The Laotian economy is projected to expand at around 7% annually for the period 2017 to 2019, higher than other countries in the region, according to the latest edition of the World Bank’s Lao Economic Monitor.
The country’s growth has moderated from historical averages and is driven by a pipeline of power projects and recovery in the agriculture and manufacturing sectors, as well as new opportunities prompted by closer regional integration.
According to the report, inflation pressures remain low, while credit growth has stabilized over the past year. Expansion of the power sector is expected to increase power exports, while non-resource sectors such as tourism, trade, and financial services are expected to benefit from closer regional integration and improved connectivity.
“Lao PDR has maintained strong economic growth, which is a significant achievement,” said Sally Burningham, World Bank country manager for Laos. “Reforms to improve tax administration and the efficiency of public spending can strengthen and sustain this growth—and that would translate into better health-care, education, quality of life, and opportunities for families and communities across the country.”

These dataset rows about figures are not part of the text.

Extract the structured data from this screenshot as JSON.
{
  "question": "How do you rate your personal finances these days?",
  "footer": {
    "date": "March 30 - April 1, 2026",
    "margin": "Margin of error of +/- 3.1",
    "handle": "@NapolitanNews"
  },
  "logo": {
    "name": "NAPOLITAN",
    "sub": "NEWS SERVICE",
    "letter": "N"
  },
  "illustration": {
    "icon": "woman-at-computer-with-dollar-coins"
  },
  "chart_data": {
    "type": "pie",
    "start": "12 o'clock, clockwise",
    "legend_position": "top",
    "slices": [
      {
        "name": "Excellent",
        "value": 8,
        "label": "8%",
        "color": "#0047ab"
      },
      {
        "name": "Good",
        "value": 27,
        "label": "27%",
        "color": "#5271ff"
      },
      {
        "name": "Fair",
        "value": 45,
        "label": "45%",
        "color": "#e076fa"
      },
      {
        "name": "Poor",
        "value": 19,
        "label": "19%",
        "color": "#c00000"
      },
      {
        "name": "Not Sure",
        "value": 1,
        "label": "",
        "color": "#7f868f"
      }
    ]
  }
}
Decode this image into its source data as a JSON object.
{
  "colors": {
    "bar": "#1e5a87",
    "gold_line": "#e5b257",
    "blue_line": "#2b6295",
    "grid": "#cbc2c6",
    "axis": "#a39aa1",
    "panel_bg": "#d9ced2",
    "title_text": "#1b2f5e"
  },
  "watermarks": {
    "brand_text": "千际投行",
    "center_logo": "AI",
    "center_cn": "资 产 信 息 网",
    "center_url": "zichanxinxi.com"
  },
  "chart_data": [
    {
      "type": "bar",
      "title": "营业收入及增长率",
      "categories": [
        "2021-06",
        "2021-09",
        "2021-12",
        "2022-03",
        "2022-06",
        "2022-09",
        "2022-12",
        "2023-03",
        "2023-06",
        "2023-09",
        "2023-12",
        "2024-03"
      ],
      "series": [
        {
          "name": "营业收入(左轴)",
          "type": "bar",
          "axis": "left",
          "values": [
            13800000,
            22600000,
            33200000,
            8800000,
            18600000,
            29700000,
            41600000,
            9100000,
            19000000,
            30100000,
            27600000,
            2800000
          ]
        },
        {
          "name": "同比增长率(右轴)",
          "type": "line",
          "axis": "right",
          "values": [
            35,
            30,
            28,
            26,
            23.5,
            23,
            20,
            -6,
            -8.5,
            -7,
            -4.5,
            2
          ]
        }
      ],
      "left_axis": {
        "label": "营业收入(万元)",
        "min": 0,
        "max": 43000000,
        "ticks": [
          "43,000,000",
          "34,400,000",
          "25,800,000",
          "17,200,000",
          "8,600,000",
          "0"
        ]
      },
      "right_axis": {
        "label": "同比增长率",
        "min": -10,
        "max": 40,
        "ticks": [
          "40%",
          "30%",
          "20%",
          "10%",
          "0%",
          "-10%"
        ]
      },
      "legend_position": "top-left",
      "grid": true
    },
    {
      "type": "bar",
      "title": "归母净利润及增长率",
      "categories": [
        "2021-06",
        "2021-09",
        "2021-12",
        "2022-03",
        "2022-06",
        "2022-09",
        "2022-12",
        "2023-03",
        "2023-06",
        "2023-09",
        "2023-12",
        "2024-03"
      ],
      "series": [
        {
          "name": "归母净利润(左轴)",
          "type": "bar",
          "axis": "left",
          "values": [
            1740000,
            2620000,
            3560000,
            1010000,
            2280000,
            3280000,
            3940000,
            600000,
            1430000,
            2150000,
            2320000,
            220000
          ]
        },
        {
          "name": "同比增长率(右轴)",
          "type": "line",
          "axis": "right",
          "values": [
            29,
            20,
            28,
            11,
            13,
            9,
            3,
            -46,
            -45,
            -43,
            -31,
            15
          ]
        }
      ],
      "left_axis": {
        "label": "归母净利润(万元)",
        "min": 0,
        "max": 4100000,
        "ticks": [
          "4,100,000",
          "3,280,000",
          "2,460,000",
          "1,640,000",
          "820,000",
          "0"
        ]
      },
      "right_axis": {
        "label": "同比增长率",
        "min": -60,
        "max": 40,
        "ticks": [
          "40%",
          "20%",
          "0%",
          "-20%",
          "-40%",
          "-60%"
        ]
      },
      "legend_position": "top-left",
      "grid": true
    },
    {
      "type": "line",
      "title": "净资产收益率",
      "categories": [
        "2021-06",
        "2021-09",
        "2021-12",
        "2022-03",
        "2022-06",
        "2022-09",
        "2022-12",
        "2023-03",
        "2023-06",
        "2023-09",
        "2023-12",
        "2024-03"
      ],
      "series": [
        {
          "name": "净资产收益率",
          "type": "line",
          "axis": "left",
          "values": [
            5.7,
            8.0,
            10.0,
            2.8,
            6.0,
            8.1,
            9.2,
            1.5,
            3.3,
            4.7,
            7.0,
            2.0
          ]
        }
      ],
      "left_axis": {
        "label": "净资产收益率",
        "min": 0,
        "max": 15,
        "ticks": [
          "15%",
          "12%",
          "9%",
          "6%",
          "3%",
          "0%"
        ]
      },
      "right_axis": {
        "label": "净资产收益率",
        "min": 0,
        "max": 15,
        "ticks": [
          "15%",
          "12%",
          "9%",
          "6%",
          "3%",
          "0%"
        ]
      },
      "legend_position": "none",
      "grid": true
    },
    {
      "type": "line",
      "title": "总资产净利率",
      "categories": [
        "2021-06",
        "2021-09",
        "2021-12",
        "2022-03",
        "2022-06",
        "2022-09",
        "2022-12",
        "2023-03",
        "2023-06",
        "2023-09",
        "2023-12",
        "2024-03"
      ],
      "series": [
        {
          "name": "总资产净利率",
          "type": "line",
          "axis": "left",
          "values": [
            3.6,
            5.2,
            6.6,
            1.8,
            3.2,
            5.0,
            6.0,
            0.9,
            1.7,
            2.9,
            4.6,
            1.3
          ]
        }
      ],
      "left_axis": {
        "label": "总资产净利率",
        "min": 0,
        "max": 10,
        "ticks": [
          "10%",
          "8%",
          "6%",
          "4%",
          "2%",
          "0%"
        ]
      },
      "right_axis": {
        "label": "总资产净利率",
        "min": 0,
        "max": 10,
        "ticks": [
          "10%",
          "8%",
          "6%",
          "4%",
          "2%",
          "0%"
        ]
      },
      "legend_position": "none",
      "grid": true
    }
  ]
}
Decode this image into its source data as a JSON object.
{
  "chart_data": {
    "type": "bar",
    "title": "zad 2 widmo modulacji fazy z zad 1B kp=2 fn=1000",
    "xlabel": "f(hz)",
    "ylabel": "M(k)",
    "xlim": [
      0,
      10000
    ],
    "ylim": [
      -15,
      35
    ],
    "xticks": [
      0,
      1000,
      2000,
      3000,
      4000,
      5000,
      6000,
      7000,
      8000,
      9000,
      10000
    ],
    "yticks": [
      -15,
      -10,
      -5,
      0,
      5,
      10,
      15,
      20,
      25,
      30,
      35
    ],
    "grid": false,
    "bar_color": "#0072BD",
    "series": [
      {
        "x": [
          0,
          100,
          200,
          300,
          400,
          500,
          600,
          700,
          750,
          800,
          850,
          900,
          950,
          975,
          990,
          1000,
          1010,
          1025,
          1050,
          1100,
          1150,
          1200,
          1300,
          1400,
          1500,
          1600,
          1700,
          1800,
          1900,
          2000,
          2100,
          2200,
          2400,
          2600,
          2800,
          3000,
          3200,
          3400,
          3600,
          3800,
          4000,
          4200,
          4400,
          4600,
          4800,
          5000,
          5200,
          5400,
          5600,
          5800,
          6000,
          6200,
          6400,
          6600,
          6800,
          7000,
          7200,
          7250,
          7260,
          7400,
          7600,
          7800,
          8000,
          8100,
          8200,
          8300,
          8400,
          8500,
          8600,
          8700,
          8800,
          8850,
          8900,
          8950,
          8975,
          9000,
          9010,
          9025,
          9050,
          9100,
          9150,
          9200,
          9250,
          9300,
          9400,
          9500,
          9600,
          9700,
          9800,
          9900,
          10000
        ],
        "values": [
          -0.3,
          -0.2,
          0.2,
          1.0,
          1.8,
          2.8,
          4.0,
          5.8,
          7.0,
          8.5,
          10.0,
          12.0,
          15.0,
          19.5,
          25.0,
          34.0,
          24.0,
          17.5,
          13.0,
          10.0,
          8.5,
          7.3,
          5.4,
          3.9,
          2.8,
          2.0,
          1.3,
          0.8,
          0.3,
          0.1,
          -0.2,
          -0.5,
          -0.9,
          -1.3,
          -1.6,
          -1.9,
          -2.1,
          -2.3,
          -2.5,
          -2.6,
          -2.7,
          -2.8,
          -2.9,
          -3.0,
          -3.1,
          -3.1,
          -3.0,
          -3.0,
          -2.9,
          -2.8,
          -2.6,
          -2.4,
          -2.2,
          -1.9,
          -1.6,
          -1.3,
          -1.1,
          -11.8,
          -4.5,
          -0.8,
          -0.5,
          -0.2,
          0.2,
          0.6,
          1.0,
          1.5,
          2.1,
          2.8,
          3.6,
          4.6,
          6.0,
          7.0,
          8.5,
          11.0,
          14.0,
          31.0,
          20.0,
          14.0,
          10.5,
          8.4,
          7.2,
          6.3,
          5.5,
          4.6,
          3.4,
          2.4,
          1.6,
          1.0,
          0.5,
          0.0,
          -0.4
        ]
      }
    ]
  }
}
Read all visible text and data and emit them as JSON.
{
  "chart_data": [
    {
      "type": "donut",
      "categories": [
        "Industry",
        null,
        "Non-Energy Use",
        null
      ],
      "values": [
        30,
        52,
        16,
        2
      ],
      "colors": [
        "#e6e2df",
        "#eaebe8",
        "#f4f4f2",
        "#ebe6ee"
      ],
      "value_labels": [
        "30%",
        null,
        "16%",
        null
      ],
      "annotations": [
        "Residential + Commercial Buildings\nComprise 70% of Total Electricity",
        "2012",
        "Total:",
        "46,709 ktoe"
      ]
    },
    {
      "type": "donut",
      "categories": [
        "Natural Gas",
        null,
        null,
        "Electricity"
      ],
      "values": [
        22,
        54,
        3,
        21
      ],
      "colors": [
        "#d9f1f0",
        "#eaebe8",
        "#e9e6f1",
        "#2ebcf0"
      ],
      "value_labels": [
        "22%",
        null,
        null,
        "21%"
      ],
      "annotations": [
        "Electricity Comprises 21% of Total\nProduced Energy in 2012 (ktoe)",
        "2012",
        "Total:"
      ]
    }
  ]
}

Cambodia’s resilient economy
Similarly, driven mainly by resilient construction and garment sectors, Cambodia’s economic growth remains strong, projected to reach 6.9% in 2017 and 2018, according to the World Bank’s latest Cambodia Economic Update report.
While the outlook remains favorable, there are some signs of moderation, in particular in the construction sector, said the report.
Garment exports are facing strong completion. Due to U.S. dollar appreciation, rising labor costs, and competition from other regional low-wage countries, growth in garment exports decelerated, expanding at 8.4% year-on-year in 2016, compared with 12.3% in 2015.
However, the moderation is expected to be offset by a recovery in the tourism sector due in part to newly established regional direct flights and a numbers of initiatives to boost arrivals, and a gradual expansion of the agriculture sector.
“It is encouraging to see that Cambodia’s economic growth will continue to be strong in the next few years, and that poverty rates will continue to decline,” said Inguna Dobraja, World Bank country manager for Cambodia.
“Going forward, it is important to ensure that the country invests in pro-growth public infrastructure underpinning its high growth trajectory, while also focusing on building skills for future growth areas and strengthening public sector delivery.”